DAVID Murray has attacked the Scottish Executive for failing to understand entrepreneurialism as he unveiled a year of strong financial results at his Murray International Holdings Group.

He accused the executive of being “totally lacking in entrepreneurial expertise”. He said: “They might have the best list of social ideas in the world but there’s no entrepreneurial flair coming from there. We’ve got to support Scottish indigenous business people. That is not happening. Over 4,000 people go home this week with a wage packet from our group. It’s a private company, it’s an unusual commodity and it should be applauded.”

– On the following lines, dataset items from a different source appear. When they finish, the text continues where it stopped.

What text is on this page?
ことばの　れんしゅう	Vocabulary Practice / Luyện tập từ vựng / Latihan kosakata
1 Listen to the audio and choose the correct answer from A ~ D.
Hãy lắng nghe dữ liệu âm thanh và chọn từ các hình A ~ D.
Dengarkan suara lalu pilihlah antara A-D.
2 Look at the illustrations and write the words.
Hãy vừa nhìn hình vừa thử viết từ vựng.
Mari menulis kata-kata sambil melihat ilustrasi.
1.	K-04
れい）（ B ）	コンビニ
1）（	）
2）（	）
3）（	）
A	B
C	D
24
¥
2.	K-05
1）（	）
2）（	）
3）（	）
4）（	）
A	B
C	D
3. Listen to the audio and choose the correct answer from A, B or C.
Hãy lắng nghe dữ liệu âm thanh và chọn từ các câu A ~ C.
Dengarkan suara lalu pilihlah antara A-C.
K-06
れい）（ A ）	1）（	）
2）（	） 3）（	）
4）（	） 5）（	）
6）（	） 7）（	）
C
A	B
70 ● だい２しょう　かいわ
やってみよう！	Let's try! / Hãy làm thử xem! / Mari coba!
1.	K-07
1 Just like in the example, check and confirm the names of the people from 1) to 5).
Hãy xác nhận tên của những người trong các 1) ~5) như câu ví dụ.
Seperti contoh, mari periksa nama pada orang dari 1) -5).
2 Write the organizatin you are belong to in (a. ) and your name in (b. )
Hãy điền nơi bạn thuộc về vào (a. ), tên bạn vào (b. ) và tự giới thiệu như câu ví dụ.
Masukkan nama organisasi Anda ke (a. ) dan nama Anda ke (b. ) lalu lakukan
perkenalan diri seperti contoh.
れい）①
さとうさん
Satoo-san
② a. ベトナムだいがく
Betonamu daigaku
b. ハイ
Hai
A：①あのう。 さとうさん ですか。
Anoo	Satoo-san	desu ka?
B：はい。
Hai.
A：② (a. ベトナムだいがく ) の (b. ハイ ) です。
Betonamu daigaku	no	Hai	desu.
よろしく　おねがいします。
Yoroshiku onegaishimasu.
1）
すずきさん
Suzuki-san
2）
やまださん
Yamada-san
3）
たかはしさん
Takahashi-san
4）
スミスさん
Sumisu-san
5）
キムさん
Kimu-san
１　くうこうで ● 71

He said the group would pull out of coal-mining — where it currently has mines in Airdrie and Fife — because of frustration over planning delays. “There are a lot of local and environmental issues. We won’t see as much coal getting dug in Scotland in the future.”

However, Murray believes MIH is on track to boost turnover to nearly £600 million in the year to January 31, 2006, a 75 per cent boost on the £341.6m figure for the year to January 2005. Murray’s pay (excluding £4.1m in dividends from his 82 per cent stake) rose to £1.7m, including £990,000 paid into a money purchase pension scheme.

The group was bolstered in the period by the acquisitions of Apollo Metals, a Midlands-based defence supplier with income of more than £100m, call centre operations bought from Glasgow telecoms group Thus, and a 30 per cent stake in bus manufacturer Alexander Dennis, as well as bringing Rangers FC back into the group. Murray said profits at MIH in the current year would be very satisfactory. “We have a lot of good people who have come through our template.” He cited Donald Wilson, who became MIH’s chief executive this year, and Mike McGill, who replaced Wilson as finance director as well as his son, David junior.

In the year to January 2005, MIH made pre-tax profits of £20.1m up 11.6 per cent, despite £10m in losses on coal-mining and in its waste recycling business. But a higher tax charge coupled with a rise in dividends meant lower retained profit for the year. But MIH massively increased its total debt, mainly borrowed from HBOS, to £500m, compared to £164m a year earlier. The borrowings are mainly to fund aggressive investments in UK property, as well as a rights issue at Rangers. “When you’re a private company that’s how you fund large ventures,” said Murray. “You borrow money from a bank and you pay interest; or you pay a dividend if you’re a plc.”

MIH’s Premier Property Group is increasingly operating at a UK level having opened offices in Leeds and London’s west end. Current projects include Farnborough House in Glasgow’s Bothwell Street; a site at Lime Street in the City of London; Princes Mall in Edinburgh; and EHQ1 business park at South Gyle. Property profits fell to £9.2m, although PPG’s fixed assets rose 120 per cent to £354m.

Murray’s metals trading business, Murray International Metals, was the star performer in the year to January 2005 and the biggest contributor to group profits. “That business has grown on the back of prices increases, so you’re making a better margin, and also we’ve expanded into other markets. We’ve shifted some of the focus. For a combination of reasons relating to labour costs and where they’re currently drilling for oil, fabrication yards have moved to the Middle East and the Far East. We’ve opened a huge depot in Dubai, and we’re building a new $10 million facility in Singapore.”

Murray predicts steel prices — which have risen 60 per cent in recent years due to surging demand from China — will “come back [down] because China will become a net exporter of steel. But our products are not general steel, they are high yield quality so we’ll be semi-protected from that”.

Murray is optimistic about a purchase through MIH’s Charlotte Ventures arm of a 30 per cent stake in Falkirk bus-builders Alexander Dennis. “They’ve got good management and a great vision for the business. It’s one of the largest manufacturing businesses left in Scotland with over 1000 employees who are actually making something real.”

MIH is 82 per cent owned by Murray with Bank of Scotland owning 11 per cent and Noble Grossart 6 per cent.